I’m so stressed out right now. 😦
I really hate money. Every time it feels like I’ve finally got it, something happens and it’s a crazy struggle all over again. I feel like I try so hard in every area of my life, and nothing pays off. ESPECIALLY when it comes to finances. Most, if not all of it, is out of my control. No financial assistance from the people who are ‘supposed’ to be helping, and the older my kids get, the more expensive things are. Not to mention childcare; the financial rapist.
I stopped keeping tally on my account years ago, because every time I look at the numbers, it makes me half sick to my stomach and makes me instantly depressed and have to hold back tears.
I’m not sure what more I could be doing, other than things I shouldn’t be doing. And there’s nothing more sad in the entire world than when your kid brings you their piggy bank to try and “help”. I think that’s the only thing I fight with my daughter about; that I won’t accept her money.

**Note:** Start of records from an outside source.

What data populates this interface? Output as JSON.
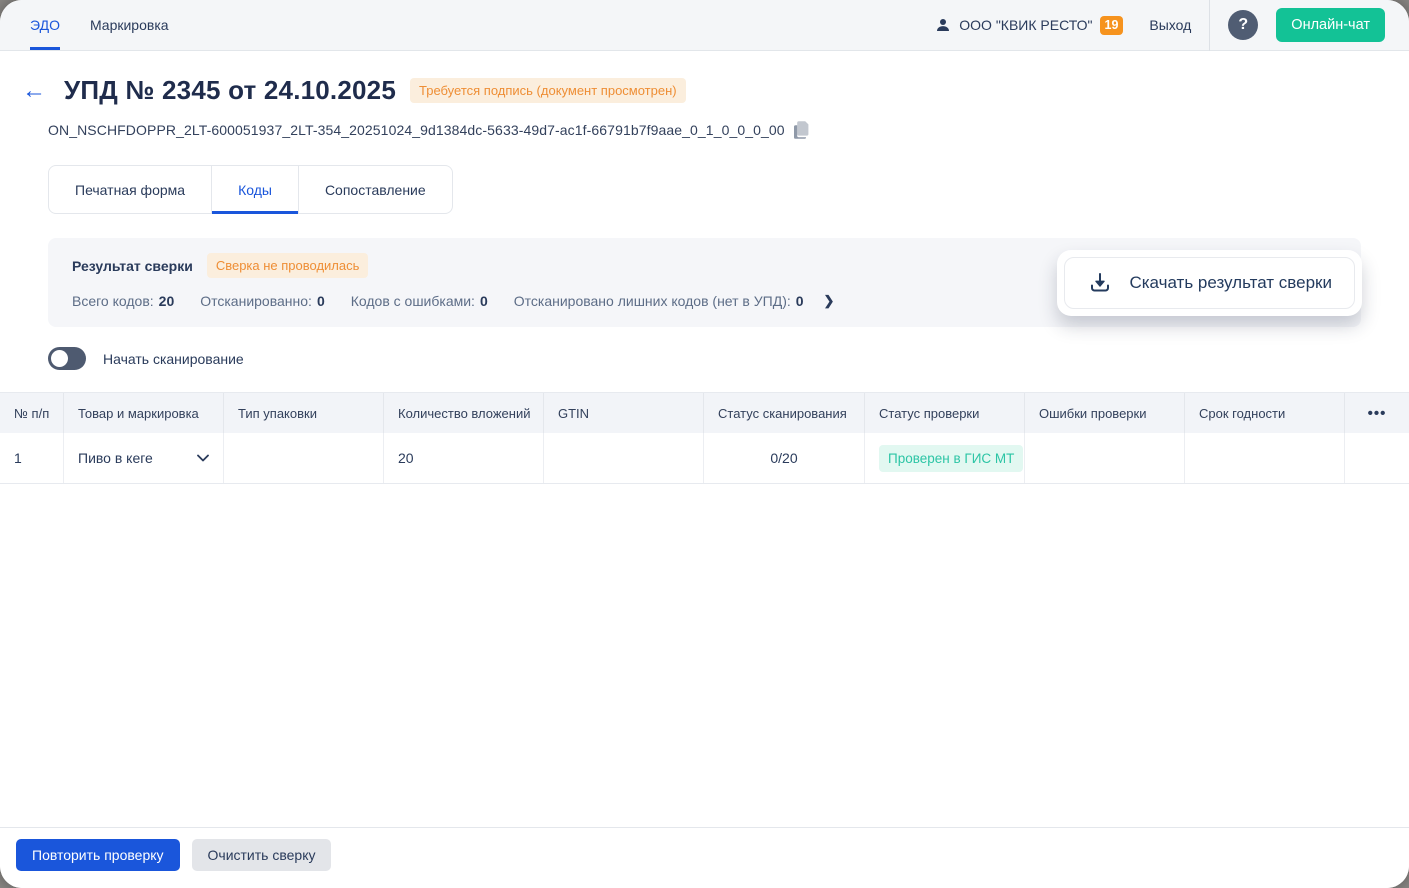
{
  "topbar": {
    "nav": [
      {
        "label": "ЭДО",
        "active": true
      },
      {
        "label": "Маркировка",
        "active": false
      }
    ],
    "company": "ООО \"КВИК РЕСТО\"",
    "badge_count": "19",
    "logout_label": "Выход",
    "help_label": "?",
    "chat_button_label": "Онлайн-чат"
  },
  "header": {
    "title": "УПД № 2345 от 24.10.2025",
    "status_badge": "Требуется подпись (документ просмотрен)",
    "filename": "ON_NSCHFDOPPR_2LT-600051937_2LT-354_20251024_9d1384dc-5633-49d7-ac1f-66791b7f9aae_0_1_0_0_0_00"
  },
  "tabs": [
    {
      "label": "Печатная форма",
      "active": false
    },
    {
      "label": "Коды",
      "active": true
    },
    {
      "label": "Сопоставление",
      "active": false
    }
  ],
  "reconciliation": {
    "title": "Результат сверки",
    "status_badge": "Сверка не проводилась",
    "stats": [
      {
        "label": "Всего кодов:",
        "value": "20"
      },
      {
        "label": "Отсканированно:",
        "value": "0"
      },
      {
        "label": "Кодов с ошибками:",
        "value": "0"
      },
      {
        "label": "Отсканировано лишних кодов (нет в УПД):",
        "value": "0"
      }
    ],
    "download_button_label": "Скачать результат сверки"
  },
  "scan_toggle": {
    "label": "Начать сканирование",
    "state": "off"
  },
  "table": {
    "columns": [
      "№ п/п",
      "Товар и маркировка",
      "Тип упаковки",
      "Количество вложений",
      "GTIN",
      "Статус сканирования",
      "Статус проверки",
      "Ошибки проверки",
      "Срок годности",
      "•••"
    ],
    "rows": [
      {
        "num": "1",
        "product": "Пиво в кеге",
        "package_type": "",
        "nested_count": "20",
        "gtin": "",
        "scan_status": "0/20",
        "check_status": "Проверен в ГИС МТ",
        "check_errors": "",
        "expiry": ""
      }
    ]
  },
  "footer": {
    "repeat_button_label": "Повторить проверку",
    "clear_button_label": "Очистить сверку"
  },
  "colors": {
    "accent_blue": "#1a56db",
    "dark_navy": "#2a3b5b",
    "orange_badge_text": "#ee8e35",
    "orange_badge_bg": "#fbeedd",
    "count_badge_bg": "#f6931e",
    "chat_green": "#13c296",
    "teal_badge_text": "#2cc5a5",
    "teal_badge_bg": "#e2f8f1",
    "panel_bg": "#f5f6f9",
    "table_header_bg": "#f2f4f8"
  }
}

I hate feeling this way. It starts off sad, and now I’m just angry. Angry because I can’t make it, haven’t made it, and am not making it. Angry because two douche-bag losers are out there, having no idea what it really takes to raise a child, but they don’t care. Angry because there’s nothing I can do. Angry because other people don’t have wonder or worry about how they’re going to make it. I’m just tired.